Enbridge is best known for its oil and natural gas transportation pipelines. The company transports about 30% of the oil produced in Canada and the United States, and about 20% of the natural gas used by American homes and businesses.
Political and public opposition to the construction of new major oil and gas pipelines has forced Enbridge to change its growth strategy in recent years. The company expanded into its export business with the purchase of an oil export terminal in Texas. On the natural gas side, Enbridge is a partner in the Woodfibre liquefied natural gas (LNG) export terminal being built in British Columbia.
Utilities are now also a larger part of the revenue mix. Enbridge has spent $14 billion to buy three natural gas companies in the United States by 2024. The deal made Enbridge the largest natural gas utility operator in North America. These assets, combined with the core natural gas transmission network, position Enbridge to benefit from expected increases in natural gas demand as new gas-fired power generation facilities are built to supply power to AI data centers.
Enbridge also expanded its renewable energy division with the acquisition of a U.S. solar and wind developer. Technology companies prefer to obtain some of the electricity in their data centers from renewable sources. This leads to the construction of new solar and wind projects in areas where new data centers are being built.
Grow
The broadening of the asset base has led to diversified revenue streams while providing opportunities for growth projects. Enbridge is currently working on a $35 billion secured capital program. Management expects adjusted earnings before interest, taxes, depreciation and amortization (EBITDA) to increase 5% annually from 2027 as the new assets are completed and put into service. This should support continued dividend increases. Enbridge has continued to increase its distribution over the past 31 years.

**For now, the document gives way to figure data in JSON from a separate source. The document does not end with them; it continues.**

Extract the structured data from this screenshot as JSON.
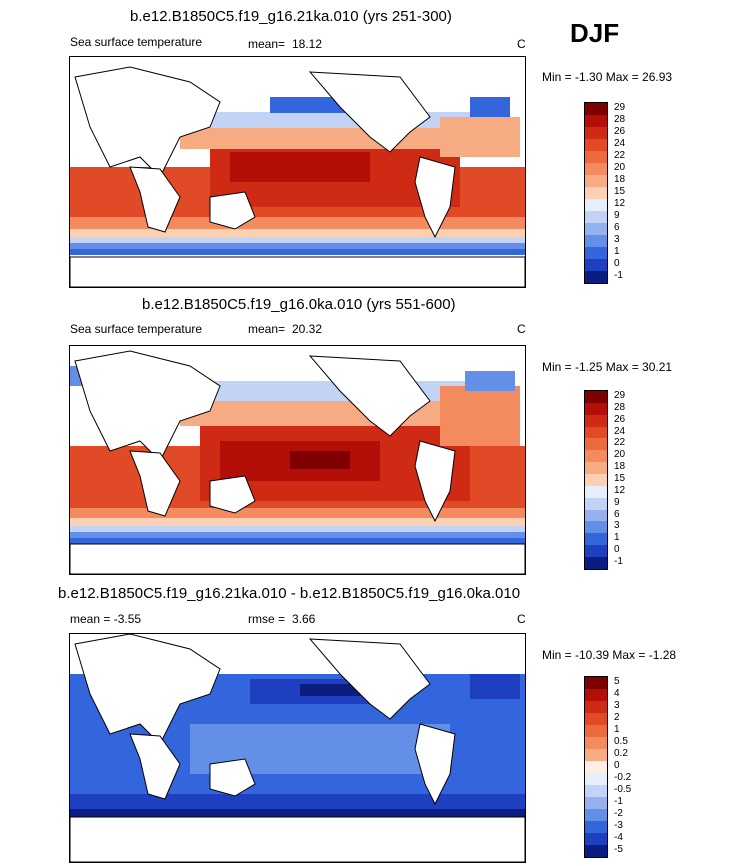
{
  "season": "DJF",
  "panels": [
    {
      "title": "b.e12.B1850C5.f19_g16.21ka.010 (yrs 251-300)",
      "left_label": "Sea surface temperature",
      "stat_label": "mean=",
      "stat_value": "18.12",
      "unit": "C",
      "range_text": "Min =  -1.30 Max =  26.93",
      "colorbar_ticks": [
        "29",
        "28",
        "26",
        "24",
        "22",
        "20",
        "18",
        "15",
        "12",
        "9",
        "6",
        "3",
        "1",
        "0",
        "-1"
      ]
    },
    {
      "title": "b.e12.B1850C5.f19_g16.0ka.010 (yrs 551-600)",
      "left_label": "Sea surface temperature",
      "stat_label": "mean=",
      "stat_value": "20.32",
      "unit": "C",
      "range_text": "Min =  -1.25 Max =  30.21",
      "colorbar_ticks": [
        "29",
        "28",
        "26",
        "24",
        "22",
        "20",
        "18",
        "15",
        "12",
        "9",
        "6",
        "3",
        "1",
        "0",
        "-1"
      ]
    },
    {
      "title": "b.e12.B1850C5.f19_g16.21ka.010 - b.e12.B1850C5.f19_g16.0ka.010",
      "left_label": "mean =  -3.55",
      "stat_label": "rmse =",
      "stat_value": "3.66",
      "unit": "C",
      "range_text": "Min =  -10.39 Max =  -1.28",
      "colorbar_ticks": [
        "5",
        "4",
        "3",
        "2",
        "1",
        "0.5",
        "0.2",
        "0",
        "-0.2",
        "-0.5",
        "-1",
        "-2",
        "-3",
        "-4",
        "-5"
      ]
    }
  ],
  "colors": {
    "temp_scale": [
      "#7f0000",
      "#b30e07",
      "#cf2a13",
      "#e04a26",
      "#ec6a3e",
      "#f38b5e",
      "#f7ab83",
      "#fbd0b3",
      "#e6eefb",
      "#c2d3f6",
      "#94b2ef",
      "#6390e6",
      "#3366dd",
      "#1e3fbf",
      "#0b1e80"
    ],
    "diff_scale": [
      "#7f0000",
      "#b30e07",
      "#cf2a13",
      "#e04a26",
      "#ec6a3e",
      "#f38b5e",
      "#f7ab83",
      "#fdeee3",
      "#e6eefb",
      "#c2d3f6",
      "#94b2ef",
      "#6390e6",
      "#3366dd",
      "#1e3fbf",
      "#0b1e80"
    ]
  }
}
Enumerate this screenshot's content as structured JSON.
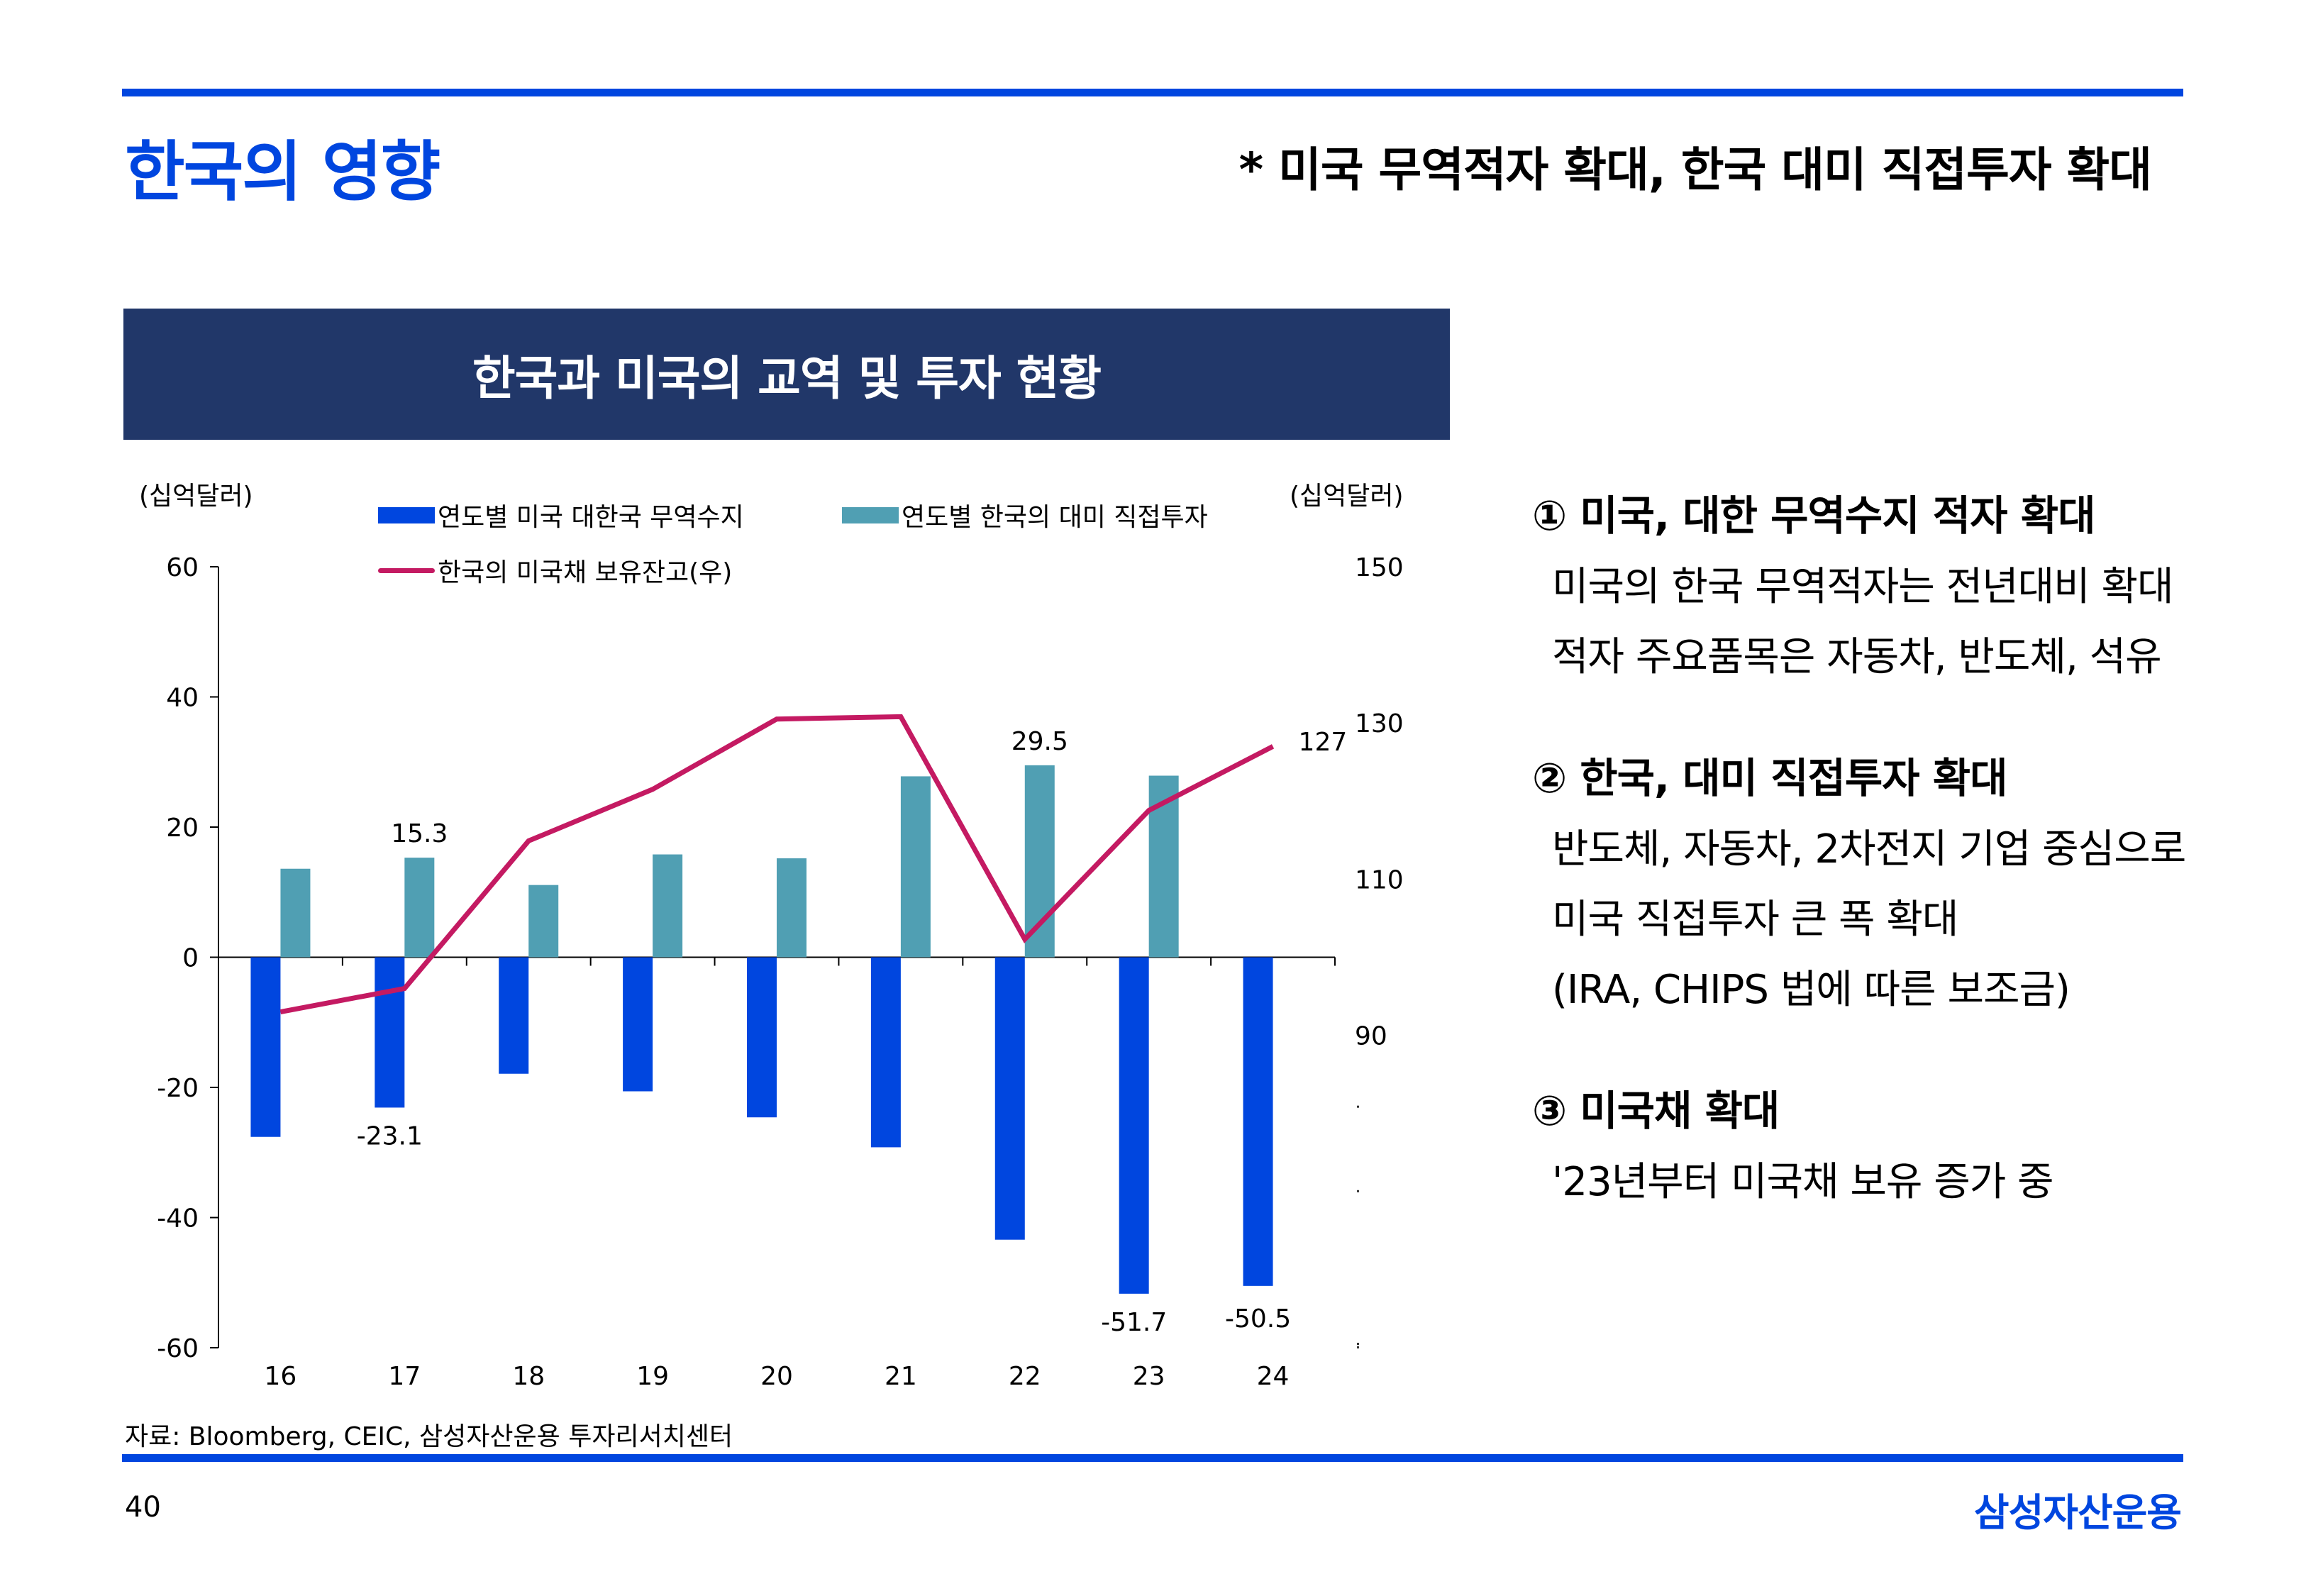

In Canada, the desire to reduce dependence on the United States for energy sales could lead to new oil and natural gas pipelines being built to transport production offshore for shipment to international buyers. If new capacity gets the green light, Enbridge could potentially be a partner in the projects given its expertise in the sector.
Additional acquisitions are also possible as the industry consolidates. Enbridge has the size and balance sheet strength to make big deals.
Risks
Increased oil production from Venezuela could eventually replace some of the supplies currently flowing through Enbridge’s network from Canada to refineries on the U.S. Gulf Coast. Investors will want to keep an eye on updates from Enbridge on the situation in the coming quarters.
The bottom line
Short-term volatility is expected, but Enbridge pays an attractive dividend that should continue to grow. If you have some money to put to work in a portfolio focused on dividend income, this stock deserves to be on your radar today.